Loading
Kepala Departemen Ekonomi & Keuangan Syariah BI, Imam Hartono. (Antaranews)
JAKARTA, ARAHKITA.COM - Kepala Departemen Ekonomi dan Keuangan Syariah (DEKS) Bank Indonesia, Imam Hartono, menyatakan bahwa sistem keuangan syariah memiliki ketahanan (resiliensi) yang lebih kuat dibandingkan sistem keuangan konvensional, terutama dalam menghadapi gejolak atau krisis ekonomi.
Imam menjelaskan bahwa salah satu keunggulan utama instrumen keuangan syariah adalah adanya underlying asset atau aset dasar yang wajib mendasari setiap transaksi. Keberadaan aset dasar ini membuat keuangan syariah lebih terlindungi dari unsur spekulasi dan riba, serta lebih stabil secara fundamental.
“Keuangan syariah mempunyai kelebihan dibandingkan yang konvensional karena dia ada underlying. Sehingga biasanya keuangan syariah itu lebih resilient, dan itu terbukti saat terjadi krisis,” ujar Imam kepada wartawan, Kamis.
Imam mengamini bahwa ketidakpastian ekonomi global akan berdampak pada keuangan syariah. Meski begitu, dengan kelebihan yang dimiliki instrumen keuangan syariah, ia berharap para pelaku usaha syariah dapat melakukan mitigasi risiko dengan baik dalam menghadapi ketidakpastian yang masih berlangsung.
Sebelumnya, Deputi Gubernur Senior BI Destry Damayanti juga mencatat bahwa instrumen keuangan syariah relatif lebih stabil dibandingkan instrumen konvensional.
Ia menyoroti kondisi di Malaysia yang kini menghadapi keterbatasan underlying asset akibat ekspansi keuangan syariah yang sudah masif. Sementara itu, Filipina juga mulai agresif mengembangkan keuangan syariah.
Melihat perkembangan tersebut, Destry menekankan pentingnya Indonesia untuk berada di garis depan dalam pengembangan instrumen keuangan syariah sebab potensi domestik yang masih besar.

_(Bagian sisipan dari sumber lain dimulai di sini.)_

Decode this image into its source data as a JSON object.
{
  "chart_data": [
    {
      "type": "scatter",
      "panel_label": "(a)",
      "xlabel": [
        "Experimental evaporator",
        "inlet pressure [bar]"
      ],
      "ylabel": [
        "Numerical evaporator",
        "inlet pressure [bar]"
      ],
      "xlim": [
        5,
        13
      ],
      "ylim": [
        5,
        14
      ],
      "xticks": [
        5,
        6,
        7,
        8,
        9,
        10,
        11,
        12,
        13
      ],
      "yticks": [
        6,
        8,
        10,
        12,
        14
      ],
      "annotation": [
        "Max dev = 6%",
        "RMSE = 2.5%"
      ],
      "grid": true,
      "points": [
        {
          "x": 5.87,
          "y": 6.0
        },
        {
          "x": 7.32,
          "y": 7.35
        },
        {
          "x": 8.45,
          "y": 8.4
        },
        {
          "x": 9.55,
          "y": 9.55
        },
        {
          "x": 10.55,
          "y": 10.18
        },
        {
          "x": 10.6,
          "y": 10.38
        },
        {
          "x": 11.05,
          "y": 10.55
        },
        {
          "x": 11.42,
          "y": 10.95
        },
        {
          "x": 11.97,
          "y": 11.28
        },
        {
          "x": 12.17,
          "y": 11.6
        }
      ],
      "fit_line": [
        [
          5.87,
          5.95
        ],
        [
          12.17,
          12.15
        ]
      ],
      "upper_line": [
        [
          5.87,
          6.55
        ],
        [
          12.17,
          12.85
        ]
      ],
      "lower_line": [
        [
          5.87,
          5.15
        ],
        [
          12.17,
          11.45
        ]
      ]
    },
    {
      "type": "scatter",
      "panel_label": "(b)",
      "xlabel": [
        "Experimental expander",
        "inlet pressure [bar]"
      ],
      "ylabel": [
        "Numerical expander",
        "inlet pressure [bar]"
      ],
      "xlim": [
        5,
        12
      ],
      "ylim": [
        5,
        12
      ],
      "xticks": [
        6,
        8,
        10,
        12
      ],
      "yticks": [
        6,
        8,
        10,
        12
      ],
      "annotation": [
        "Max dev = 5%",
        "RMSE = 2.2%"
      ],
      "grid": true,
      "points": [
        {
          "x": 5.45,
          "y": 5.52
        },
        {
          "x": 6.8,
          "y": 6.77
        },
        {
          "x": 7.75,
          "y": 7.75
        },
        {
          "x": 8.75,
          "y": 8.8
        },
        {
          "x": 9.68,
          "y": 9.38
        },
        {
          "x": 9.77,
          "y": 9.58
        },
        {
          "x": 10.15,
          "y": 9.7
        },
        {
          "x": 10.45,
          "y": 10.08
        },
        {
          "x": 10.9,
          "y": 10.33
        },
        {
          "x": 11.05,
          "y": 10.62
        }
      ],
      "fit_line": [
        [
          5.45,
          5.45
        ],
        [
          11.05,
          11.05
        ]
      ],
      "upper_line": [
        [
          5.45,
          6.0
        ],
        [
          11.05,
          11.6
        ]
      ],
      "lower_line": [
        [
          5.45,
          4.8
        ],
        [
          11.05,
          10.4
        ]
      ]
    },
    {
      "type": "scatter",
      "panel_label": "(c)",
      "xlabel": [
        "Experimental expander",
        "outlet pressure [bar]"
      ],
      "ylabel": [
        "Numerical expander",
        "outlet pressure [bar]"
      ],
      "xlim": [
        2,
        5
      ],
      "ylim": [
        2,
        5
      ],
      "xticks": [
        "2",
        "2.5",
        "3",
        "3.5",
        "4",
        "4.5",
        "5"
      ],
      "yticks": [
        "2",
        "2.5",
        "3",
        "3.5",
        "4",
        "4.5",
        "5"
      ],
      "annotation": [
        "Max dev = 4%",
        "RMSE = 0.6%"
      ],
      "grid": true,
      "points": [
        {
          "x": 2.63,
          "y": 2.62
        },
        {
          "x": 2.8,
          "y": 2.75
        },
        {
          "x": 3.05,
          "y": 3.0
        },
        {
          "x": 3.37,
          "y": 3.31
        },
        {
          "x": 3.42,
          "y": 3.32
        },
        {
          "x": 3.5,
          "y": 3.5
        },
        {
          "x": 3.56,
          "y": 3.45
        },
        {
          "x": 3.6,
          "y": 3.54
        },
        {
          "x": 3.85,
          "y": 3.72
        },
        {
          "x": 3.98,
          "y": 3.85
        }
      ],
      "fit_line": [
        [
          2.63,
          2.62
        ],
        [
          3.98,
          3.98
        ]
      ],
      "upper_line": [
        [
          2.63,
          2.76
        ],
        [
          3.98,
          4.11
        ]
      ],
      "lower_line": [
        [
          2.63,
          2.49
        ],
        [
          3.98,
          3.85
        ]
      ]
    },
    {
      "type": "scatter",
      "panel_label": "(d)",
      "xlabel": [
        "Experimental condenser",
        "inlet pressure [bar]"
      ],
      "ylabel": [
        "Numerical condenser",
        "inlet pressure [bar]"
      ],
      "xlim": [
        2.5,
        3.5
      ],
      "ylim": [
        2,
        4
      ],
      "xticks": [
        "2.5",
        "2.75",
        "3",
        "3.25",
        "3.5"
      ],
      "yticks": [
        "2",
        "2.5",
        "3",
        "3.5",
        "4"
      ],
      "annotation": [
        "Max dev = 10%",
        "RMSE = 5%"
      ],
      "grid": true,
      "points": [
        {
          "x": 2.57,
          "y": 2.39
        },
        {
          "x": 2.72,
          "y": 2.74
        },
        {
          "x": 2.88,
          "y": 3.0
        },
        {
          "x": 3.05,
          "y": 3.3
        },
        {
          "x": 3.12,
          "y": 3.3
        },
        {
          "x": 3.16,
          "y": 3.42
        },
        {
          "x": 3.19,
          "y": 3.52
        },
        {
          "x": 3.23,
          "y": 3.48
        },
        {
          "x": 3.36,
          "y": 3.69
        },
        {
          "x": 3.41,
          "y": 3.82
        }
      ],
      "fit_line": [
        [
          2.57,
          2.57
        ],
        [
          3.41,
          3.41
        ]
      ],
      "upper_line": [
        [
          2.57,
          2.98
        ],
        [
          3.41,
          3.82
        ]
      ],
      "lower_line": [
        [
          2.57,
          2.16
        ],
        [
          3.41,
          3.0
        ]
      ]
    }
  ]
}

“Indonesia baru mulai (mengembangkan instrumen keuangan syariah). Pemerintah sekarang cukup agresif mengeluarkan surat berharga yang bersifat syariah karena ada (kebutuhan) pembiayaan untuk ekonomi syariah, termasuk UMKM. (Pembiayaan UMKM ini) bisa di-bundle dan dijadikan salah satu underlying bagi instrumen keuangan syariah,” kata Destry dikutip Antara.
Mengutip Kajian Ekonomi dan Keuangan Syariah Indonesia (KEKSI) 2024, nilai outstanding sukuk tercatat dalam tren meningkat dari Rp29,83 triliun pada 2019 menjadi Rp55,26 triliun pada 2024, dengan jumlah sukuk outstanding yang bertambah dari 143 seri menjadi 247 seri.
Sementara akumulasi nilai penerbitan sukuk melonjak dari Rp48,24 triliun pada 2019 menjadi Rp121,16 triliun pada 2024, diiringi peningkatan jumlah penerbitan dari 232 seri menjadi 523 seri.
Bank sentral mencatat, tren positif ini mencerminkan daya tarik sukuk sebagai instrumen investasi syariah yang strategis, mendukung kebutuhan pendanaan jangka panjang perusahaan.
Adapun BI memiliki beragam instrumen keuangan syariah untuk mendukung operasi moneter seperti Sukuk Bank Indonesia (SukBI) dan Sukuk Valas Bank Indonesia (SUVBI) yang juga berada dalam tren perkembangan positif sejak pertama kali diterbitkan.
Berdasarkan data BI, outstanding SukBI per Maret 2025 tercatat Rp64,5 triliun, meningkat signifikan dari Rp1,8 triliun pada awal penerbitan Desember 2018. Sedangkan outstanding SUVBI per Maret 2025 tercatat 315 juta dolar AS, naik dari 129 juta dolar AS pada November 2023.